We're two weeks into the season, and some New England Patriots fans are already ready to give up on the team's rookie wide receivers. Bad call.
After the draft, Patriots head coach Bill Belichick said his team was going through a "re-do" at wide receiver. A few drops later, we're demanding he hit the reset button? Get real.
The Patriots already have talented receivers on their roster. Their names are Kenbrell Thompkins, Aaron Dobson, Josh Boyce, Danny Amendola and Julian Edelman.
These receivers were dominant throughout training camp, and proved in one practice after another that they are loaded with athleticism. These guys can run, cut and jump with the best of any group the Patriots have fielded in recent years.
Thompkins, Dobson and Boyce are two games into their pro careers. The worst thing the Patriots could do is stunt their growth by putting them on the bench. The San Francisco 49ers didn't throw in the towel when wide receiver Jerry Rice had a bad case of the drops to start his career.

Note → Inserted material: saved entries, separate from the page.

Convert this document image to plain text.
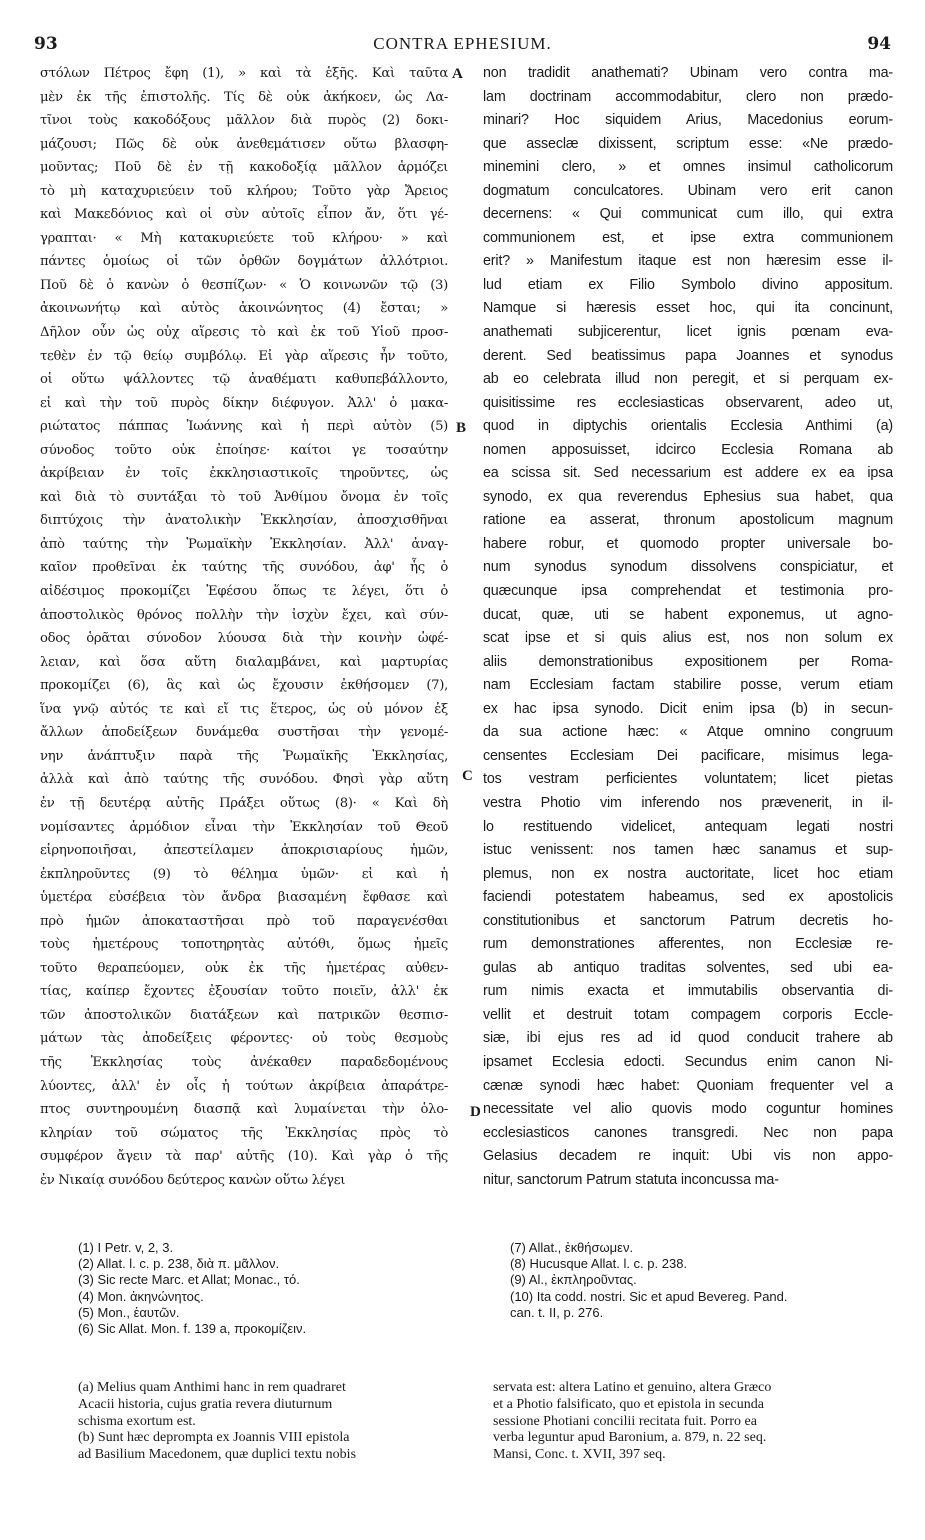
93	CONTRA EPHESIUM.	94
στόλων Πέτρος ἔφη (1), » καὶ τὰ ἑξῆς. Καὶ ταῦτα
μὲν ἐκ τῆς ἐπιστολῆς. Τίς δὲ οὐκ ἀκήκοεν, ὡς Λα-
τῖνοι τοὺς κακοδόξους μᾶλλον διὰ πυρὸς (2) δοκι-
μάζουσι; Πῶς δὲ οὐκ ἀνεθεμάτισεν οὕτω βλασφη-
μοῦντας; Ποῦ δὲ ἐν τῇ κακοδοξίᾳ μᾶλλον ἁρμόζει
τὸ μὴ καταχυριεύειν τοῦ κλήρου; Τοῦτο γὰρ Ἄρειος
καὶ Μακεδόνιος καὶ οἱ σὺν αὐτοῖς εἶπον ἄν, ὅτι γέ-
γραπται· « Μὴ κατακυριεύετε τοῦ κλήρου· » καὶ
πάντες ὁμοίως οἱ τῶν ὀρθῶν δογμάτων ἀλλότριοι.
Ποῦ δὲ ὁ κανὼν ὁ θεσπίζων· « Ὁ κοινωνῶν τῷ (3)
ἀκοινωνήτῳ καὶ αὐτὸς ἀκοινώνητος (4) ἔσται; »
Δῆλον οὖν ὡς οὐχ αἵρεσις τὸ καὶ ἐκ τοῦ Υἱοῦ προσ-
τεθὲν ἐν τῷ θείῳ συμβόλῳ. Εἰ γὰρ αἵρεσις ἦν τοῦτο,
οἱ οὕτω ψάλλοντες τῷ ἀναθέματι καθυπεβάλλοντο,
εἰ καὶ τὴν τοῦ πυρὸς δίκην διέφυγον. Ἀλλ' ὁ μακα-
ριώτατος πάππας Ἰωάννης καὶ ἡ περὶ αὐτὸν (5)
σύνοδος τοῦτο οὐκ ἐποίησε· καίτοι γε τοσαύτην
ἀκρίβειαν ἐν τοῖς ἐκκλησιαστικοῖς τηροῦντες, ὡς
καὶ διὰ τὸ συντάξαι τὸ τοῦ Ἀνθίμου ὄνομα ἐν τοῖς
διπτύχοις τὴν ἀνατολικὴν Ἐκκλησίαν, ἀποσχισθῆναι
ἀπὸ ταύτης τὴν Ῥωμαϊκὴν Ἐκκλησίαν. Ἀλλ' ἀναγ-
καῖον προθεῖναι ἐκ ταύτης τῆς συνόδου, ἀφ' ἧς ὁ
αἰδέσιμος προκομίζει Ἐφέσου ὅπως τε λέγει, ὅτι ὁ
ἀποστολικὸς θρόνος πολλὴν τὴν ἰσχὺν ἔχει, καὶ σύν-
οδος ὁρᾶται σύνοδον λύουσα διὰ τὴν κοινὴν ὠφέ-
λειαν, καὶ ὅσα αὕτη διαλαμβάνει, καὶ μαρτυρίας
προκομίζει (6), ἃς καὶ ὡς ἔχουσιν ἐκθήσομεν (7),
ἵνα γνῷ αὐτός τε καὶ εἴ τις ἕτερος, ὡς οὐ μόνον ἐξ
ἄλλων ἀποδείξεων δυνάμεθα συστῆσαι τὴν γενομέ-
νην ἀνάπτυξιν παρὰ τῆς Ῥωμαϊκῆς Ἐκκλησίας,
ἀλλὰ καὶ ἀπὸ ταύτης τῆς συνόδου. Φησὶ γὰρ αὕτη
ἐν τῇ δευτέρᾳ αὐτῆς Πράξει οὕτως (8)· « Καὶ δὴ
νομίσαντες ἁρμόδιον εἶναι τὴν Ἐκκλησίαν τοῦ Θεοῦ
εἰρηνοποιῆσαι, ἀπεστείλαμεν ἀποκρισιαρίους ἡμῶν,
ἐκπληροῦντες (9) τὸ θέλημα ὑμῶν· εἰ καὶ ἡ
ὑμετέρα εὐσέβεια τὸν ἄνδρα βιασαμένη ἔφθασε καὶ
πρὸ ἡμῶν ἀποκαταστῆσαι πρὸ τοῦ παραγενέσθαι
τοὺς ἡμετέρους τοποτηρητὰς αὐτόθι, ὅμως ἡμεῖς
τοῦτο θεραπεύομεν, οὐκ ἐκ τῆς ἡμετέρας αὐθεν-
τίας, καίπερ ἔχοντες ἐξουσίαν τοῦτο ποιεῖν, ἀλλ' ἐκ
τῶν ἀποστολικῶν διατάξεων καὶ πατρικῶν θεσπισ-
μάτων τὰς ἀποδείξεις φέροντες· οὐ τοὺς θεσμοὺς
τῆς Ἐκκλησίας τοὺς ἀνέκαθεν παραδεδομένους
λύοντες, ἀλλ' ἐν οἷς ἡ τούτων ἀκρίβεια ἀπαράτρε-
πτος συντηρουμένη διασπᾷ καὶ λυμαίνεται τὴν ὁλο-
κληρίαν τοῦ σώματος τῆς Ἐκκλησίας πρὸς τὸ
συμφέρον ἄγειν τὰ παρ' αὐτῆς (10). Καὶ γὰρ ὁ τῆς
ἐν Νικαίᾳ συνόδου δεύτερος κανὼν οὕτω λέγει
non tradidit anathemati? Ubinam vero contra ma-
lam doctrinam accommodabitur, clero non prædo-
minari? Hoc siquidem Arius, Macedonius eorum-
que asseclæ dixissent, scriptum esse: «Ne prædo-
minemini clero, » et omnes insimul catholicorum
dogmatum conculcatores. Ubinam vero erit canon
decernens: « Qui communicat cum illo, qui extra
communionem est, et ipse extra communionem
erit? » Manifestum itaque est non hæresim esse il-
lud etiam ex Filio Symbolo divino appositum.
Namque si hæresis esset hoc, qui ita concinunt,
anathemati subjicerentur, licet ignis pœnam eva-
derent. Sed beatissimus papa Joannes et synodus
ab eo celebrata illud non peregit, et si perquam ex-
quisitissime res ecclesiasticas observarent, adeo ut,
quod in diptychis orientalis Ecclesia Anthimi (a)
nomen apposuisset, idcirco Ecclesia Romana ab
ea scissa sit. Sed necessarium est addere ex ea ipsa
synodo, ex qua reverendus Ephesius sua habet, qua
ratione ea asserat, thronum apostolicum magnum
habere robur, et quomodo propter universale bo-
num synodus synodum dissolvens conspiciatur, et
quæcunque ipsa comprehendat et testimonia pro-
ducat, quæ, uti se habent exponemus, ut agno-
scat ipse et si quis alius est, nos non solum ex
aliis demonstrationibus expositionem per Roma-
nam Ecclesiam factam stabilire posse, verum etiam
ex hac ipsa synodo. Dicit enim ipsa (b) in secun-
da sua actione hæc: « Atque omnino congruum
censentes Ecclesiam Dei pacificare, misimus lega-
tos vestram perficientes voluntatem; licet pietas
vestra Photio vim inferendo nos prævenerit, in il-
lo restituendo videlicet, antequam legati nostri
istuc venissent: nos tamen hæc sanamus et sup-
plemus, non ex nostra auctoritate, licet hoc etiam
faciendi potestatem habeamus, sed ex apostolicis
constitutionibus et sanctorum Patrum decretis ho-
rum demonstrationes afferentes, non Ecclesiæ re-
gulas ab antiquo traditas solventes, sed ubi ea-
rum nimis exacta et immutabilis observantia di-
vellit et destruit totam compagem corporis Eccle-
siæ, ibi ejus res ad id quod conducit trahere ab
ipsamet Ecclesia edocti. Secundus enim canon Ni-
cænæ synodi hæc habet: Quoniam frequenter vel a
necessitate vel alio quovis modo coguntur homines
ecclesiasticos canones transgredi. Nec non papa
Gelasius decadem re inquit: Ubi vis non appo-
nitur, sanctorum Patrum statuta inconcussa ma-
A
B
C
D
(1) I Petr. v, 2, 3.
(2) Allat. l. c. p. 238, διὰ π. μᾶλλον.
(3) Sic recte Marc. et Allat; Monac., τό.
(4) Mon. ἀκηνώνητος.
(5) Mon., ἑαυτῶν.
(6) Sic Allat. Mon. f. 139 a, προκομίζειν.
(7) Allat., ἐκθήσωμεν.
(8) Hucusque Allat. l. c. p. 238.
(9) Al., ἐκπληροῦντας.
(10) Ita codd. nostri. Sic et apud Bevereg. Pand.
can. t. II, p. 276.
(a) Melius quam Anthimi hanc in rem quadraret
Acacii historia, cujus gratia revera diuturnum
schisma exortum est.
(b) Sunt hæc deprompta ex Joannis VIII epistola
ad Basilium Macedonem, quæ duplici textu nobis
servata est: altera Latino et genuino, altera Græco
et a Photio falsificato, quo et epistola in secunda
sessione Photiani concilii recitata fuit. Porro ea
verba leguntur apud Baronium, a. 879, n. 22 seq.
Mansi, Conc. t. XVII, 397 seq.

Seems to have turned out pretty well for them.
That's not to say any of these receivers will necessarily go down in legend as one of the best of all time, but their career stories are much closer to the beginning than the end.
Yet one by one, the list of potential adds pops up on Twitter as possibilities the Patriots should explore.
@ErikFrenz Any thought on Pats trading for Steelers WR Sanders? They may be more willing now.— Kevin Ham (@BostAngeles) September 17, 2013
The Patriots explored signing Emmanuel Sanders as a restricted free-agent, giving him an offer sheet this offseason. The Steelers would have received the Patriots 2013 third-round pick as compensation for Sanders, but they chose to match the offer sheet instead. As a result, Sanders will be a free-agent again in March. Why give up something for him now when they can wait and sign him in six months? At that point, they would still have to sign him to a new contract if they wanted him to be with the team beyond 2013.
@ErikFrenz why dont the pats just trade for kenny britt he wants put— rich miller (@RichMil15529407) September 17, 2013
Titans wide receiver Kenny Britt recently tweeted his frustrations with his team. If the Patriots couldn't deal with Brandon Lloyd's personality, there's no way they'll tolerate Britt's generally sour attitude.
@ErikFrenz Why not just pick up Lloyd again?— Jeremie Jordan (@StarDogCh4mpion) September 17, 2013
Seems like any receiver is a better option than the Patriots receivers right now, given the reaction to the early struggles.
A couple clichĂ©s come to mind here: "throwing out the baby with the bath water" and "cutting off the nose to spite the face," for example.
For one, it's not as though the Patriots receivers were having a hard time getting open against the Jets.
Both sides, however, share in the blame for the lack of production.
Brady, at times, was struggling to get them the ball. A bad read, an underthrown deep ball, an overthrown deep ball and a couple of inaccurate passes were among the mistakes by the franchise quarterback.
The most notable from Thursday night was this deep pass to Thompkins in the first quarter.
The rookie ran a wheel route on the right side of the formation. He got instant separation from cornerback Antonio Cromartie off the snap, and raced down the sideline, throwing his hand up in the air to catch the attention of his quarterback.
Brady wound up and delivered the pass, but it was well short of where it needed to be. If he led Thompkins into the throw, it would have gone for a touchdown.
Instead, it looked like he might have ran the wrong route.
Brady has to make it easier for his receiver. That's the expectation of a future Hall of Famer. Instead, his mistakes are being magnified by the shortcomings of the wide receivers, and vice versa.
Make no mistake -- they can't afford to continue to drop catchable passes like some of those they dropped on Thursday night.
There are plenty of drops that could go in these spots (four, to be exact) but these are two of the more memorable ones, particularly because they happened in sequence. The first was on an out-route on the left sideline, on a ball that hit Dobson square in the hands.
Can't excuse that one.
The drops, however, weren't always entirely the fault of the receiver.
The very next play, Brady went deep to Dobson as he came open behind the secondary, but the ball was slightly overthrown. It bounced off his hands, so it counts as a drop, and those passes aren't going to land in the receiver's chest every single time, but if he had made the catch, it would have been one of the most impressive and difficult receptions of the season so far.
The conclusion: this offense is close to finding its stride. A little improvement from each side and the offense could be moving at a torrid pace. A little more chemistry between the two -- and more concentration from the receivers when it comes to catching the football -- will go a long way in this offense looking more like the high-powered unit that has taken the league by storm for years.
Developing that chemistry is a process, though, and will require patience from everyone: Brady, the receivers, the coaches, and the fans.